The journey begins with his dream of writing a Broadway musical. After numerous sojourns to The Big Apple, he offered to write two songs for Beetlejuice as a test of his talents, and he got the gig without even a meeting! Eddie plays the song for Lydia that won him the job and the opening number that was cut by the Warner Brother bosses. These songs, made for a giant stage with huge cast, are wonderfully arranged for a musical trio. The musical garnered eight Tony Award nominations, including Best Score which is specifically directed at Eddie. He composed a thematic four-minute musical pitch for the ceremonies - The Whole Being Dead Thing - that was so compelling it has had over 1,000,000 playbacks on YouTube. Beetlejuice, ironically, a show about dealing with death, was still going strong when it was closed mid-stride due to COVID.

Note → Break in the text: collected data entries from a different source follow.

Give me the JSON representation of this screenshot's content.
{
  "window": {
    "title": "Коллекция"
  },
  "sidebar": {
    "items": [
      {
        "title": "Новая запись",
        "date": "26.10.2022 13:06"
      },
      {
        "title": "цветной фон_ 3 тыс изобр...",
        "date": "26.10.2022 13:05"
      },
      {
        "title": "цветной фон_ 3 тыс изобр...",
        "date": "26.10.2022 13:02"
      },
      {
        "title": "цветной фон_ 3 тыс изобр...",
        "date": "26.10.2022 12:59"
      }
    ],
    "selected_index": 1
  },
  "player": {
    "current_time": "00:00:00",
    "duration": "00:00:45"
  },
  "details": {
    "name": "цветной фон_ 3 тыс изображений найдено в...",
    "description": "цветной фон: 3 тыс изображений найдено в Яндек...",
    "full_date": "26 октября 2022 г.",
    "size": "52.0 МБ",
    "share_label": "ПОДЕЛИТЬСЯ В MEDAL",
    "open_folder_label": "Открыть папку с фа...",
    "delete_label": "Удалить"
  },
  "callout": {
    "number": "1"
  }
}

Eddie gives near equal time to the King Kong experience which he relates as a personal failure. Yet, he was brought in at the last minute to resuscitate the production after Broadway luminaries like Jason Robert Brown fell to the wayside. It grossed $1 million in its first week and played 324 performances.
On the way between theatre and home, his observations on bins and birds are turned into lyrical dramatisations which at first seem overblown for the topics but are so musically accomplished one imagines they must be made of less suburban stuff. But that is the magic of Eddie – he is one of us with one hell of a mirror. He is the boy from St Bede’s of Mentone who applied his prodigious talents to writing and performing in musical theatre, co-directed the Adelaide Cabaret Festival (2016-17), then dreamed of Broadway and made it.
P.S. His relationship to critics is complicated. While claiming that you have to live with it, he performs Death To Critics in a suitably accented voice. It’s a hilarious rant from a frustrated creative, which apparently will one day fit into a new revenge musical. Can’t wait!